Abends sind wir sehr müde; können aber nicht gleich schlafen. Dieses Schlafdefizit setzt uns zu.


Kommunikation ist alles und nichts


Sieht man von der Überkommunikation ab, sind die Menschen hier sehr freundlich. ¨Welcome to Egypt¨ hört man hier von Morgens bis Abends. Anscheinend gehen wir nicht als Ägypter durch.

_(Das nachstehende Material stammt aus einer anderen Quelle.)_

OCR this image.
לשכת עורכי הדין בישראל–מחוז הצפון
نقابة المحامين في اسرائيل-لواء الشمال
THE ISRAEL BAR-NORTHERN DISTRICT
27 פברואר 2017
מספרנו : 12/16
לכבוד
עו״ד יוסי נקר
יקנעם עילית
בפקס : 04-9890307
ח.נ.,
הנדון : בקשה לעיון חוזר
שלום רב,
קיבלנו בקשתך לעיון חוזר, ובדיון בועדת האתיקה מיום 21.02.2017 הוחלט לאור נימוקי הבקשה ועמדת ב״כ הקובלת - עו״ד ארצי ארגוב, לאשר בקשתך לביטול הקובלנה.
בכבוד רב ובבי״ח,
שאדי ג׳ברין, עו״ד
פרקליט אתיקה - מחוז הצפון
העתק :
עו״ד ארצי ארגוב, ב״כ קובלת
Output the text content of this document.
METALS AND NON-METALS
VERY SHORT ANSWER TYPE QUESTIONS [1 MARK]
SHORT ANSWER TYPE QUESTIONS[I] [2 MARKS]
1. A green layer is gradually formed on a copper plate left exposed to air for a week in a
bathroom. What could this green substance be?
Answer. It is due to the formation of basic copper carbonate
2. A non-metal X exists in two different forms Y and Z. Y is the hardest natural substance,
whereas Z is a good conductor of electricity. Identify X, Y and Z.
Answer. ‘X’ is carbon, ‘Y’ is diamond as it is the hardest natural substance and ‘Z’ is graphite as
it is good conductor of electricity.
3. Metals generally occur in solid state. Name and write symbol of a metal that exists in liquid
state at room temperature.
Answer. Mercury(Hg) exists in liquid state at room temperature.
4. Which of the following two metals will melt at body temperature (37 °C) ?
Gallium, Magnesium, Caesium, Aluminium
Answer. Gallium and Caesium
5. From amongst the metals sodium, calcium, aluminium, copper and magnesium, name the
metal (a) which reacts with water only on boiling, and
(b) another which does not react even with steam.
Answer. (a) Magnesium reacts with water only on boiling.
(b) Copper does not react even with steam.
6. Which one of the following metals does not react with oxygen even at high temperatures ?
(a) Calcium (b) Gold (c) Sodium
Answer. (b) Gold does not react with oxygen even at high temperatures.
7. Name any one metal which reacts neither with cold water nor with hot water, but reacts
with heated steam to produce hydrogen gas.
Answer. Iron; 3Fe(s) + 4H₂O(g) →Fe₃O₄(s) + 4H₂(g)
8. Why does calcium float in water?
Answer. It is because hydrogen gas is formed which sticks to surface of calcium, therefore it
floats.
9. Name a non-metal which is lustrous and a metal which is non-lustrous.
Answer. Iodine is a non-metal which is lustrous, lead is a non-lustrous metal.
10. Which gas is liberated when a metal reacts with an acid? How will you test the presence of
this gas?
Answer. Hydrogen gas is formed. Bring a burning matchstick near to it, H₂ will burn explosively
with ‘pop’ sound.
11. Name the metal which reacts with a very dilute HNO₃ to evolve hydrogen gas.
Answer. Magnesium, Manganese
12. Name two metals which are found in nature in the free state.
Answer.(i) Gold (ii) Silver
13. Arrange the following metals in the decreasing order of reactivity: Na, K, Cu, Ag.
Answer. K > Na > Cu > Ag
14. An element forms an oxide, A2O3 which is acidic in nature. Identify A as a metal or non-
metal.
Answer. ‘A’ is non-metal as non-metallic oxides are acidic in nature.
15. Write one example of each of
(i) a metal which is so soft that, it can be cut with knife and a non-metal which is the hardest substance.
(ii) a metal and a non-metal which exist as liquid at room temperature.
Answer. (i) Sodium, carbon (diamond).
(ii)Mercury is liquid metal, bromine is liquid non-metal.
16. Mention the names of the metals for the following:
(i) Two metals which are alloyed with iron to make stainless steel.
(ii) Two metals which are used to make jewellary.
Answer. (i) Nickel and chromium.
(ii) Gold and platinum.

Frisches Obst und Gemüse gibt es überall, und die besuchten Restaurants waren in ihrer Qualität zufrieden stellend. Die hiesige Küche ist aber nicht unser Reisezweck. Wir kommunizieren mit Kellnern, Hotelpersonal, Autovermietung, Mobilfunkanbietern, Verkäufern, Studenten, Bibliotheksbesuchern, Bauern, Hirten und immer wieder gerne mit der Polizei. Läufer treffen wir wenige, aber Menschen entlang der Strasse, die Sport treiben oder sich für Sport interessieren. Dabei spielt Fussball die grösste Rolle und zu jeder Tageszeit wird auf grossen Bildschirmen in Cafés, Lokalen und Geschäften ein Spiel übertragen.


Was wir treiben wird staunend zur Kenntnis genommen, aber immer mit einem Gesichtsausdruck: Warum? Sind die Gescheit? Können die gefährlich werden?


Dass es sich um Kommunikation im umfassendsten und objektivsten Sinne handeln soll verstehen die Wenigsten. Mit denen, die es aber verstehen haben wir ausgiebige Gespräche.

Das Verstehen scheitert nicht an der Sprache, sondern am Denken und der Kommunikationsebene. Die Lösung von Aufgabenstellungen werden in Ägypten methodisch, emotional und im Sozialkontext vollkommen anders angegangen, als bei uns im Rheinland, und übrigens auch wie im ebenfalls arabisch sprachigen Tunesien.

Kommunikation ist unwahrscheinlich (Niklas Luhmann).